I started researching the color preparations and the painting materials that had been traditionally used in the history of image making. Many of them are botanically based and mineral based. And so over the past 10 years, I’ve dedicated myself to learning how to extract color, precipitate a dye, crush minerals, levigate them and clean them.
Where do the materials come from, and where do you do your research?
I’ve gone very in-depth with conducting field study and being off-grid, camping with no Wi-Fi and no creature comforts for three to five days, sometimes 12 days, researching native plants of the Southwest that are endemic to the region and exist nowhere else in the world.
I normally go with one or two people; typically I’ll go with friends who are also plant enthusiasts, herbalists, botanists. This last time, the museum director for the Huntington came with me for the night.
Where did you camp?
We were in the Anza-Borrego Desert, which is part of the Sonoran Desert. Because we’ve had all this crazy rain, things that should not be popping and blooming are gorgeous. The lavender plants, desert lavender, were fully in bloom. The ocotillo is fully in bloom. And it was just what I needed.

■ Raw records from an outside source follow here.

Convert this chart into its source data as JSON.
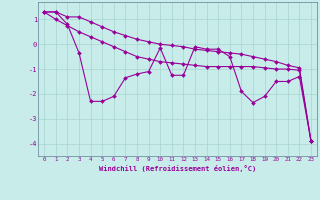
{
  "xlabel": "Windchill (Refroidissement éolien,°C)",
  "bg_color": "#c8ecea",
  "grid_color": "#a8d4d0",
  "line_color": "#990099",
  "x_data": [
    0,
    1,
    2,
    3,
    4,
    5,
    6,
    7,
    8,
    9,
    10,
    11,
    12,
    13,
    14,
    15,
    16,
    17,
    18,
    19,
    20,
    21,
    22,
    23
  ],
  "y_line1": [
    1.3,
    1.3,
    1.1,
    1.1,
    0.9,
    0.7,
    0.5,
    0.35,
    0.2,
    0.1,
    0.0,
    -0.05,
    -0.1,
    -0.2,
    -0.25,
    -0.3,
    -0.35,
    -0.4,
    -0.5,
    -0.6,
    -0.7,
    -0.85,
    -0.95,
    -3.9
  ],
  "y_line2": [
    1.3,
    1.0,
    0.75,
    0.5,
    0.3,
    0.1,
    -0.1,
    -0.3,
    -0.5,
    -0.6,
    -0.7,
    -0.75,
    -0.8,
    -0.85,
    -0.9,
    -0.9,
    -0.9,
    -0.9,
    -0.9,
    -0.95,
    -1.0,
    -1.0,
    -1.05,
    -3.9
  ],
  "y_zigzag": [
    1.3,
    1.3,
    0.8,
    -0.35,
    -2.3,
    -2.3,
    -2.1,
    -1.35,
    -1.2,
    -1.1,
    -0.15,
    -1.25,
    -1.25,
    -0.1,
    -0.2,
    -0.2,
    -0.5,
    -1.9,
    -2.35,
    -2.1,
    -1.5,
    -1.5,
    -1.3,
    -3.9
  ],
  "ylim": [
    -4.5,
    1.7
  ],
  "xlim": [
    -0.5,
    23.5
  ],
  "yticks": [
    1,
    0,
    -1,
    -2,
    -3,
    -4
  ],
  "xticks": [
    0,
    1,
    2,
    3,
    4,
    5,
    6,
    7,
    8,
    9,
    10,
    11,
    12,
    13,
    14,
    15,
    16,
    17,
    18,
    19,
    20,
    21,
    22,
    23
  ]
}
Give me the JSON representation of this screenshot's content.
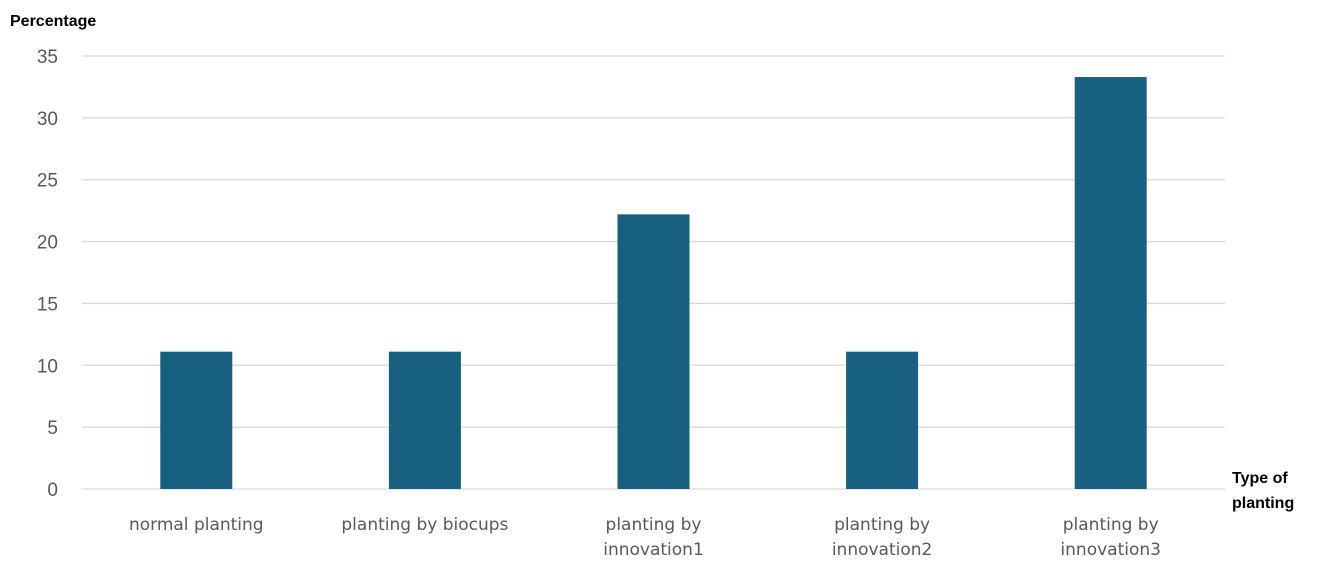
{
  "chart_data": {
    "type": "bar",
    "title": "",
    "ylabel": "Percentage",
    "xlabel": [
      "Type of",
      "planting"
    ],
    "categories": [
      [
        "normal planting"
      ],
      [
        "planting by biocups"
      ],
      [
        "planting by",
        "innovation1"
      ],
      [
        "planting by",
        "innovation2"
      ],
      [
        "planting by",
        "innovation3"
      ]
    ],
    "values": [
      11.1,
      11.1,
      22.2,
      11.1,
      33.3
    ],
    "ylim": [
      0,
      35
    ],
    "yticks": [
      0,
      5,
      10,
      15,
      20,
      25,
      30,
      35
    ],
    "grid": true,
    "legend": "none",
    "colors": {
      "bar": "#17607f",
      "grid": "#d9d9d9",
      "tick_text": "#595959"
    }
  }
}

What are your most frequently used materials for making paint?
There’s a range. And I’ll say that I’ve moved more toward the mineral-based color, because the plant color is so fugitive. For plants, logwood; and for insects, cochineal.
Tell me about the cochineal.
She’s tiny and she’s beautiful. A small insect also known as nochesley in the Indigenous Nahua language. She eats only paddle-tail cactus. When she eats it, her body digests it and it becomes carmine red.